I was going to post about spreading manure today but then I thought something prettier was due for what is promised to be a warmer day than we have had of late. Winter has been a pathetic affair compared to what the USA has been experiencing but frosts and icy winds have made working outside far from pleasant. The bitterly cold winds have, apparently, come from Canada. Well sorry to be ungrateful but you can keep it!
So, we have a cute little daffodil called ‘Rip Van Winkle’. Allegedly of Irish origin, this little beauty has been known since at least 1884 and is one of the most widely available dwarf or miniature daffs, usually reaching just 15 cm high.

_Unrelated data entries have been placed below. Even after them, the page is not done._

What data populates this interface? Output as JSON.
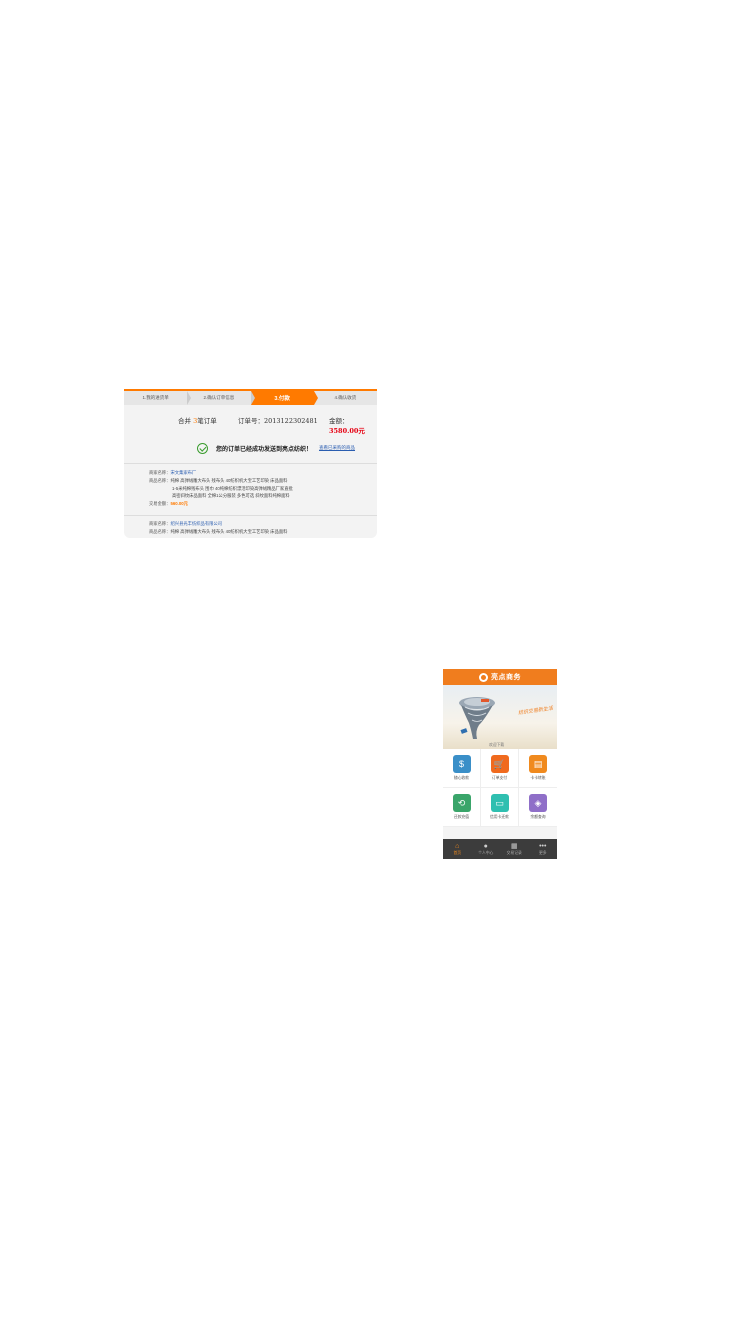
{
  "checkout": {
    "steps": [
      {
        "label": "1.我的进货单",
        "active": false
      },
      {
        "label": "2.确认订单信息",
        "active": false
      },
      {
        "label": "3.付款",
        "active": true
      },
      {
        "label": "4.确认收货",
        "active": false
      }
    ],
    "summary": {
      "merge_prefix": "合并",
      "merge_count": "3",
      "merge_suffix": "笔订单",
      "order_no_label": "订单号：",
      "order_no": "2013122302481",
      "amount_label": "金额：",
      "amount": "3580.00元"
    },
    "success_message": "您的订单已经成功发送到亮点纺织！",
    "view_link": "查看已采购的商品",
    "orders": [
      {
        "seller_label": "商家名称：",
        "seller": "宋文集家布厂",
        "goods_label": "商品名称：",
        "goods_lines": [
          "纯棉 高弹绒雕大布头  残布头  40纺织机大宝工艺印染  床品面料",
          "1-5米纯棉残布头  围巾  40纯棉纺织漂活印染高弹绒精品厂家直批",
          "高密斜纹床品面料  全棉1公分服装  多色可选  斜纹面料纯棉面料"
        ],
        "total_label": "交易金额：",
        "total": "560.00元"
      },
      {
        "seller_label": "商家名称：",
        "seller": "绍兴县光丰纺织品有限公司",
        "goods_label": "商品名称：",
        "goods_lines": [
          "纯棉 高弹绒雕大布头  残布头  40纺织机大宝工艺印染  床品面料"
        ]
      }
    ]
  },
  "app": {
    "title": "亮点商务",
    "banner_slogan": "纺织交易新生活",
    "banner_sub": "欢迎下载",
    "grid": [
      {
        "label": "随心收款",
        "icon": "money-bag-icon",
        "glyph": "$",
        "color": "#3a8fc8"
      },
      {
        "label": "订单支付",
        "icon": "cart-icon",
        "glyph": "🛒",
        "color": "#f06a1e"
      },
      {
        "label": "卡卡转账",
        "icon": "card-icon",
        "glyph": "▤",
        "color": "#f08a1e"
      },
      {
        "label": "还款充值",
        "icon": "repay-icon",
        "glyph": "⟲",
        "color": "#3aa56a"
      },
      {
        "label": "信用卡还款",
        "icon": "credit-card-icon",
        "glyph": "▭",
        "color": "#2fbfb0"
      },
      {
        "label": "余额查询",
        "icon": "wallet-icon",
        "glyph": "◈",
        "color": "#8f6fc8"
      }
    ],
    "tabs": [
      {
        "label": "首页",
        "icon": "home-icon",
        "glyph": "⌂",
        "active": true
      },
      {
        "label": "个人中心",
        "icon": "user-icon",
        "glyph": "●",
        "active": false
      },
      {
        "label": "交易记录",
        "icon": "record-icon",
        "glyph": "▦",
        "active": false
      },
      {
        "label": "更多",
        "icon": "more-icon",
        "glyph": "•••",
        "active": false
      }
    ]
  }
}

It seems to have been a natural sport of either Narcissus pseudonarcisus or N. minor. The latter seems the most likely because N. pseudonarcissus has a larger flower and also the six tepals (petals) are a paler shade than the trumpet and that would give a flower with bright and pale yellow segments in the double flower. In ‘Rip Van Winkle’ the flowers are composed of many, narrow segments to make a dense, starry flower. I must admit that, when I look at it I am reminded of a dandelion. It seems odd that most gardeners spend a lot of their life eradicating dandelions but pay good money to plant a daffodil that looks like a dandelion!
But, in its favour this is a tough, early and long-lived little gem that makes a pretty cut flower too. Like most doubles, the flowers are a bit heavy for the stems and they sometimes hang perilously close to the soil where they tease the slugs with their tender, tasty petals.